Despite this, Dr Eric Karran, director of research at Alzheimer’s Research UK (clearly no conflict of interest there in promoting stories which promote the idea that Alzheimer’s research is highly effective) is widely reported as describing the study as a “technical tour de force”, while also acknowledging that the current accuracy levels risked telling many healthy people they were on course to develop Alzheimer’s.

In some reports it was pointed out that it was unlikely that the test would be used in isolation if it eventually made its way into clinics. A positive result could be backed up by brain scans or testing spinal fluid for signs of Alzheimer’s, they said. However if the test is no more predictive than a coin toss that is hardly encouraging.
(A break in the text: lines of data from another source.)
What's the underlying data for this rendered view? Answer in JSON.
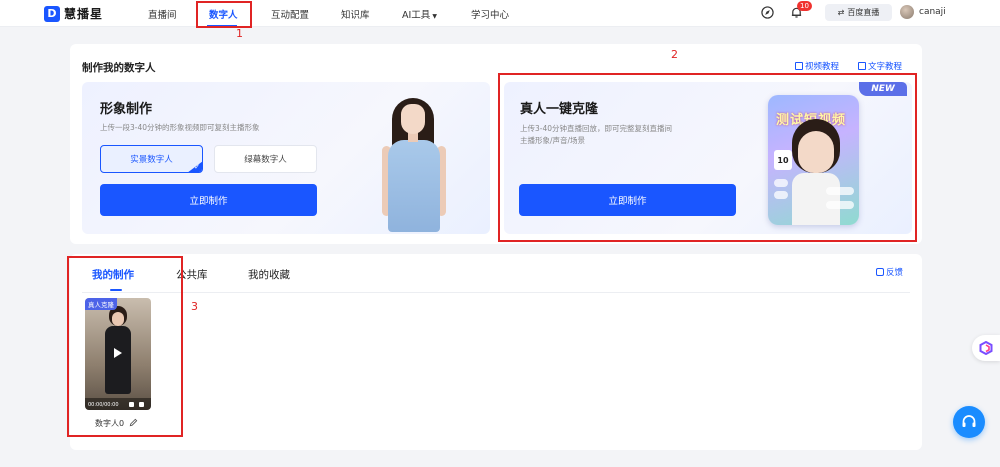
{
  "nav": {
    "logo_text": "慧播星",
    "logo_mark": "D",
    "items": [
      "直播间",
      "数字人",
      "互动配置",
      "知识库",
      "AI工具",
      "学习中心"
    ],
    "active_index": 1,
    "notifications": "10",
    "switch_label": "百度直播",
    "username": "canaji"
  },
  "top": {
    "section_title": "制作我的数字人",
    "video_tutorial": "视频教程",
    "text_tutorial": "文字教程",
    "left_panel": {
      "title": "形象制作",
      "desc": "上传一段3-40分钟的形象视频即可复刻主播形象",
      "option_selected": "实景数字人",
      "option_other": "绿幕数字人",
      "button": "立即制作"
    },
    "right_panel": {
      "title": "真人一键克隆",
      "desc_line1": "上传3-40分钟直播回放，即可完整复刻直播间",
      "desc_line2": "主播形象/声音/场景",
      "button": "立即制作",
      "new_badge": "NEW",
      "phone_title": "测试短视频",
      "phone_number": "10"
    }
  },
  "bottom": {
    "tabs": [
      "我的制作",
      "公共库",
      "我的收藏"
    ],
    "active_tab": 0,
    "feedback": "反馈",
    "video": {
      "tag": "真人克隆",
      "time": "00:00/00:00",
      "name": "数字人0"
    }
  },
  "annotations": [
    "1",
    "2",
    "3"
  ],
  "colors": {
    "accent": "#1a56ff",
    "annotation": "#e02424",
    "background": "#f3f4f7"
  }
}
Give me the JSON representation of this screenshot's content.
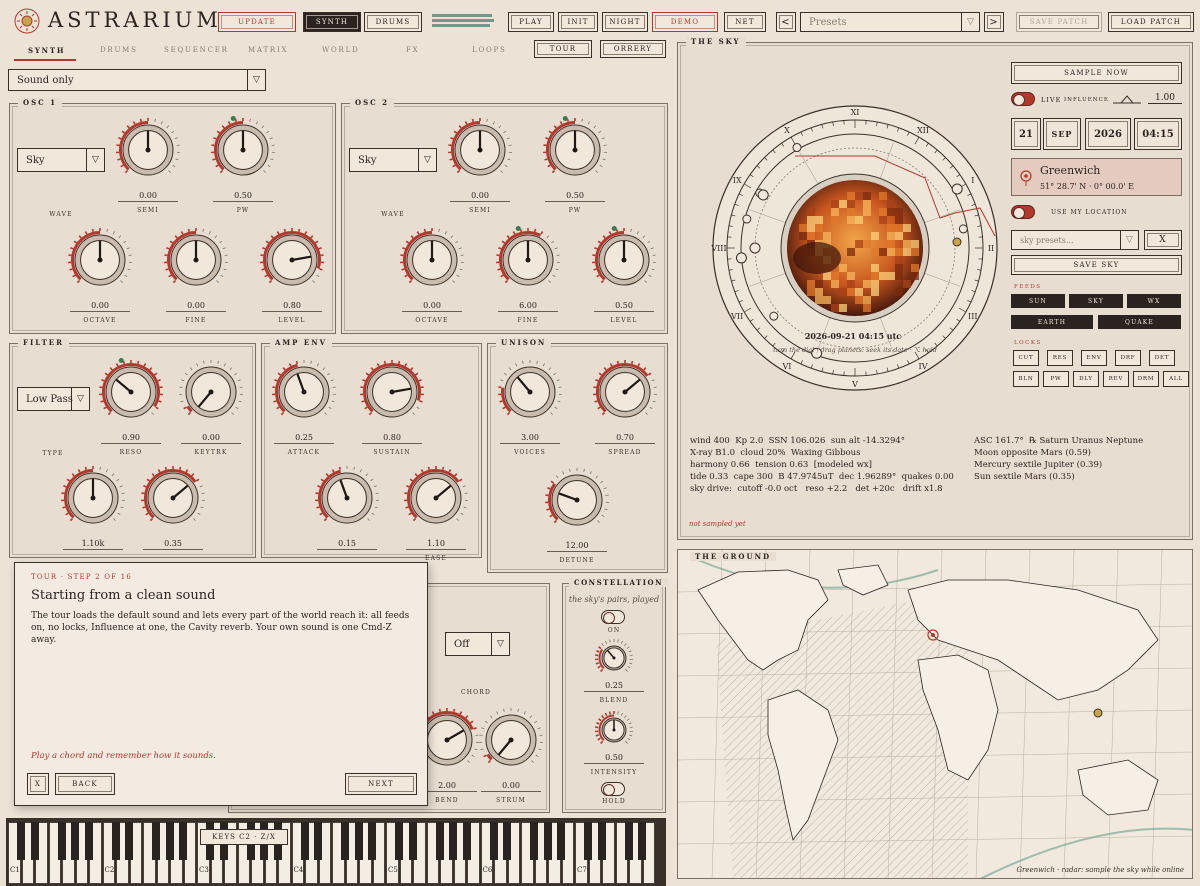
{
  "app": {
    "title": "ASTRARIUM",
    "logo": "sun-logo-icon"
  },
  "header": {
    "update": "UPDATE",
    "synth": "SYNTH",
    "drums": "DRUMS",
    "play": "PLAY",
    "init": "INIT",
    "night": "NIGHT",
    "demo": "DEMO",
    "net": "NET",
    "presets_placeholder": "Presets",
    "save_patch": "SAVE PATCH",
    "load_patch": "LOAD PATCH",
    "prev": "<",
    "next": ">"
  },
  "tabs": [
    "SYNTH",
    "DRUMS",
    "SEQUENCER",
    "MATRIX",
    "WORLD",
    "FX",
    "LOOPS"
  ],
  "tour_btn": "TOUR",
  "orrery_btn": "ORRERY",
  "sound_select": "Sound only",
  "osc1": {
    "title": "OSC 1",
    "wave": "Sky",
    "wave_label": "WAVE",
    "semi": "0.00",
    "semi_label": "SEMI",
    "pw": "0.50",
    "pw_label": "PW",
    "octave": "0.00",
    "octave_label": "OCTAVE",
    "fine": "0.00",
    "fine_label": "FINE",
    "level": "0.80",
    "level_label": "LEVEL"
  },
  "osc2": {
    "title": "OSC 2",
    "wave": "Sky",
    "wave_label": "WAVE",
    "semi": "0.00",
    "semi_label": "SEMI",
    "pw": "0.50",
    "pw_label": "PW",
    "octave": "0.00",
    "octave_label": "OCTAVE",
    "fine": "6.00",
    "fine_label": "FINE",
    "level": "0.50",
    "level_label": "LEVEL"
  },
  "filter": {
    "title": "FILTER",
    "type": "Low Pass",
    "type_label": "TYPE",
    "reso": "0.90",
    "reso_label": "RESO",
    "keytrk": "0.00",
    "keytrk_label": "KEYTRK",
    "cutoff": "1.10k",
    "env": "0.35"
  },
  "ampenv": {
    "title": "AMP ENV",
    "attack": "0.25",
    "attack_label": "ATTACK",
    "sustain": "0.80",
    "sustain_label": "SUSTAIN",
    "decay": "0.15",
    "release": "1.10",
    "release_label": "EASE"
  },
  "unison": {
    "title": "UNISON",
    "voices": "3.00",
    "voices_label": "VOICES",
    "spread": "0.70",
    "spread_label": "SPREAD",
    "detune": "12.00",
    "detune_label": "DETUNE"
  },
  "chord": {
    "select": "Off",
    "label": "CHORD",
    "bend": "2.00",
    "bend_label": "BEND",
    "strum": "0.00",
    "strum_label": "STRUM"
  },
  "constellation": {
    "title": "CONSTELLATION",
    "subtitle": "the sky's pairs, played",
    "on_label": "ON",
    "blend": "0.25",
    "blend_label": "BLEND",
    "intensity": "0.50",
    "intensity_label": "INTENSITY",
    "hold_label": "HOLD"
  },
  "tour": {
    "step": "TOUR · STEP 2 OF 16",
    "title": "Starting from a clean sound",
    "body": "The tour loads the default sound and lets every part of the world reach it: all feeds on, no locks, Influence at one, the Cavity reverb. Your own sound is one Cmd-Z away.",
    "hint": "Play a chord and remember how it sounds.",
    "close": "X",
    "back": "BACK",
    "next": "NEXT"
  },
  "sky": {
    "title": "THE SKY",
    "sample_now": "SAMPLE NOW",
    "live": "LIVE",
    "influence": "INFLUENCE",
    "influence_val": "1.00",
    "day": "21",
    "month": "SEP",
    "year": "2026",
    "time": "04:15",
    "location_name": "Greenwich",
    "location_coords": "51° 28.7' N · 0° 00.0' E",
    "use_location": "USE MY LOCATION",
    "sky_presets": "sky presets...",
    "close": "X",
    "save_sky": "SAVE SKY",
    "feeds_label": "FEEDS",
    "feeds": [
      "SUN",
      "SKY",
      "WX",
      "EARTH",
      "QUAKE"
    ],
    "locks_label": "LOCKS",
    "locks": [
      "CUT",
      "RES",
      "ENV",
      "DRF",
      "DET",
      "BLN",
      "PW",
      "DLY",
      "REV",
      "DRM",
      "ALL"
    ],
    "datetime": "2026-09-21 04:15 utc",
    "hint": "turn the dial · drag planets: seek its date · ⌥ hold",
    "numerals": [
      "X",
      "XI",
      "XII",
      "I",
      "II",
      "III",
      "IV",
      "V",
      "VI",
      "VII",
      "VIII",
      "IX"
    ],
    "stats_left": [
      "wind 400  Kp 2.0  SSN 106.026  sun alt -14.3294°",
      "X-ray B1.0  cloud 20%  Waxing Gibbous",
      "harmony 0.66  tension 0.63  [modeled wx]",
      "tide 0.33  cape 300  B 47.9745uT  dec 1.96289°  quakes 0.00",
      "sky drive:  cutoff -0.0 oct   reso +2.2   det +20c   drift x1.8"
    ],
    "stats_right": [
      "ASC 161.7°  ℞ Saturn Uranus Neptune",
      "Moon opposite Mars (0.59)",
      "Mercury sextile Jupiter (0.39)",
      "Sun sextile Mars (0.35)"
    ],
    "not_sampled": "not sampled yet"
  },
  "ground": {
    "title": "THE GROUND",
    "caption": "Greenwich · radar: sample the sky while online"
  },
  "keys": {
    "label": "KEYS C2 · Z/X",
    "octaves": [
      "C1",
      "C2",
      "C3",
      "C4",
      "C5",
      "C6",
      "C7"
    ]
  },
  "colors": {
    "accent": "#b2392e",
    "dark": "#2b2320",
    "paper": "#ece2d6"
  }
}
There was more from Dr Karran: “This gives a better way to identify people who will progress to Alzheimer’s disease, people who can be entered into clinical trials earlier, I think that will increase the potential of a positive drug effect and thereby I think we will get to a therapy, which will be an absolute breakthrough if we can get there.”

This is simply untrue. Clearly it is important to support research into therapies for Alzheimer’s disease, but in raising funds for this the ends do not justify any means. Additional funding gained through false claims for any particular discovery will come at the expense of funding in other equally important areas. Like agreeing a definition of MCI and AD for instance, or better data on the transition probabilities from MCI to AD at different ages, without which a lot of the more laboratory-based research will be a waste of time as it will be unclear how best to apply it.

So let’s be careful how we report these things. People’s hopes and fears are at stake.